Typically, you would buy Craftsman tools at Sears but if you don’t have a Sears near by or the store doesn’t have what you want, you can buy Craftsman tools here.
A lot of people use Craftsman tools because their quality is decent and their prices are low compared to many other brands. They’re also known for the awesome warranty.
If you want to spend money on tools that are higher in quality, go for brands like GearWrench, Wilde, Williams, and Knipex. You might have never heard of these brands in terms of quality and value, you can’t go wrong with them.
A popular brand that you’ve likely heard of is Snap-On. They have some decent quality tools but they’ve a bit overpriced. A lot of people buy this brand but likely because of brand recognition.
Sears has never manufactured Craftsman products itself, instead relying on other manufacturers to make the products for them following Sears designs and specifications, and then applying the Craftsman brand name. Sometimes, the Craftsman branded items include exclusive features or functions that separate them from the manufacturer’s own brand or other brands that that manufacturer produces. At other times, Craftsman products are identical to models of other brands with a different name on them.
The hardline mechanic’s tools (wrenches, ratchets, and sockets) that make up the core of the brand have been made by a variety of manufacturers over the years, including New Britain, Moore Drop Forging, Stanley, Easco Hand Tools, Danaher Corporation, and most recently Apex Tool Group. Screwdrivers have been manufactured by Pratt-Read but are now supplied by Western Forge, who also supply pliers and adjustable wrenches.

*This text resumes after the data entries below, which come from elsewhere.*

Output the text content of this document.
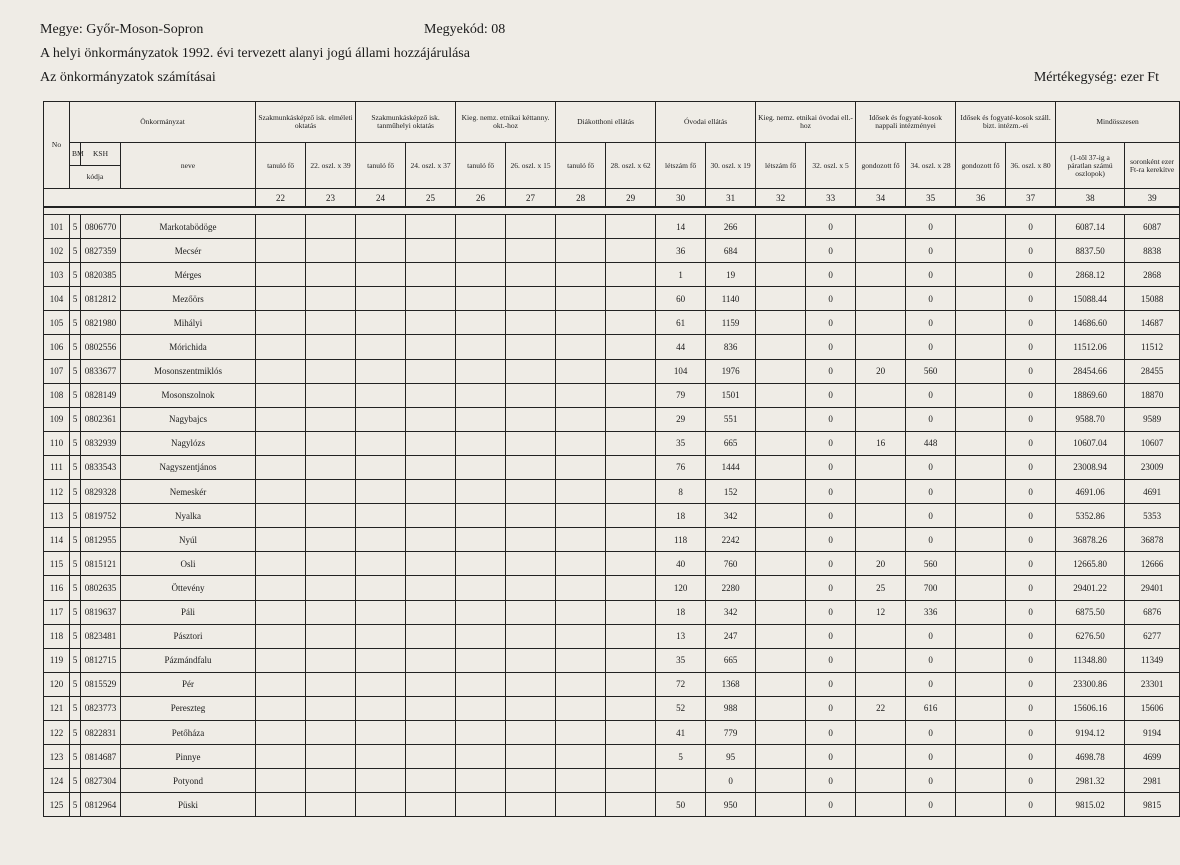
Megye: Győr-Moson-Sopron	Megyekód: 08
A helyi önkormányzatok 1992. évi tervezett alanyi jogú állami hozzájárulása
Az önkormányzatok számításai	Mértékegység: ezer Ft
No	Önkormányzat			Szakmunkásképző isk. elméleti oktatás		Szakmunkásképző isk. tanműhelyi oktatás		Kieg. nemz. etnikai kéttanny. okt.-hoz		Diákotthoni ellátás		Óvodai ellátás		Kieg. nemz. etnikai óvodai ell.-hoz		Idősek és fogyaté-kosok nappali intézményei		Idősek és fogyaté-kosok száll. bizt. intézm.-ei		Mindösszesen	
	BM	KSH	neve	tanuló fő	22. oszl. x 39	tanuló fő	24. oszl. x 37	tanuló fő	26. oszl. x 15	tanuló fő	28. oszl. x 62	létszám fő	30. oszl. x 19	létszám fő	32. oszl. x 5	gondozott fő	34. oszl. x 28	gondozott fő	36. oszl. x 80	(1-től 37-ig a páratlan számú oszlopok)	soronként ezer Ft-ra kerekítve
	kódja																				
				22	23	24	25	26	27	28	29	30	31	32	33	34	35	36	37	38	39

101	5	0806770	Markotabödöge									14	266		0		0		0	6087.14	6087
102	5	0827359	Mecsér									36	684		0		0		0	8837.50	8838
103	5	0820385	Mérges									1	19		0		0		0	2868.12	2868
104	5	0812812	Mezőörs									60	1140		0		0		0	15088.44	15088
105	5	0821980	Mihályi									61	1159		0		0		0	14686.60	14687
106	5	0802556	Mórichida									44	836		0		0		0	11512.06	11512
107	5	0833677	Mosonszentmiklós									104	1976		0	20	560		0	28454.66	28455
108	5	0828149	Mosonszolnok									79	1501		0		0		0	18869.60	18870
109	5	0802361	Nagybajcs									29	551		0		0		0	9588.70	9589
110	5	0832939	Nagylózs									35	665		0	16	448		0	10607.04	10607
111	5	0833543	Nagyszentjános									76	1444		0		0		0	23008.94	23009
112	5	0829328	Nemeskér									8	152		0		0		0	4691.06	4691
113	5	0819752	Nyalka									18	342		0		0		0	5352.86	5353
114	5	0812955	Nyúl									118	2242		0		0		0	36878.26	36878
115	5	0815121	Osli									40	760		0	20	560		0	12665.80	12666
116	5	0802635	Öttevény									120	2280		0	25	700		0	29401.22	29401
117	5	0819637	Páli									18	342		0	12	336		0	6875.50	6876
118	5	0823481	Pásztori									13	247		0		0		0	6276.50	6277
119	5	0812715	Pázmándfalu									35	665		0		0		0	11348.80	11349
120	5	0815529	Pér									72	1368		0		0		0	23300.86	23301
121	5	0823773	Pereszteg									52	988		0	22	616		0	15606.16	15606
122	5	0822831	Petőháza									41	779		0		0		0	9194.12	9194
123	5	0814687	Pinnye									5	95		0		0		0	4698.78	4699
124	5	0827304	Potyond										0		0		0		0	2981.32	2981
125	5	0812964	Püski									50	950		0		0		0	9815.02	9815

Beginning in 2010, hand tools manufactured for Craftsman by Apex Tool Group such as ratchets, sockets, and wrenches began to be sourced overseas (mainly in China, although some are produced in Taiwan), while tools produced for Craftsman by Western Forge such as adjustable wrenches, screwdrivers, pliers and larger mechanic tool sets remain made in the United States. Sears still has an Industrial line which is sold through various authorized distributors. These tools are US made, appearing identical to their previous non-industrial US made counterparts, save for the “Industrial” name stamped on them. They are manufactured by Apex on the US production lines that previously produced the US product before production switched overseas to Asia.
Many Craftsman portable power tools have been manufactured by Techtronic Industries. Sears hand power tools have also been produced by DeWalt. Some, such as the corded and cordless drills, were indistinguishable, other than the color and decal labels. Many Craftsman bench and stationary power tools have been manufactured by Emerson Electric Company and DeWalt. Air compressors were manufactured by DeVilbiss Air Power (part of Dewalt), and formerly by Campbell Hausfeld. Tool storage has typically been manufactured by Waterloo Industries, while Craftsman-branded garage door openers are manufactured by The Chamberlain Group.
Some tools have codes on them that correspond to the manufacturer that produced the product for Sears (see Alloy Artifacts website reference below). Many major Sears Craftsman items also have a vendor prefix, which is typically the first three digits before the period or dash in the model number. These first three digits correspond to the vendor code, or the actual manufacturer contracted to make the product for Sears.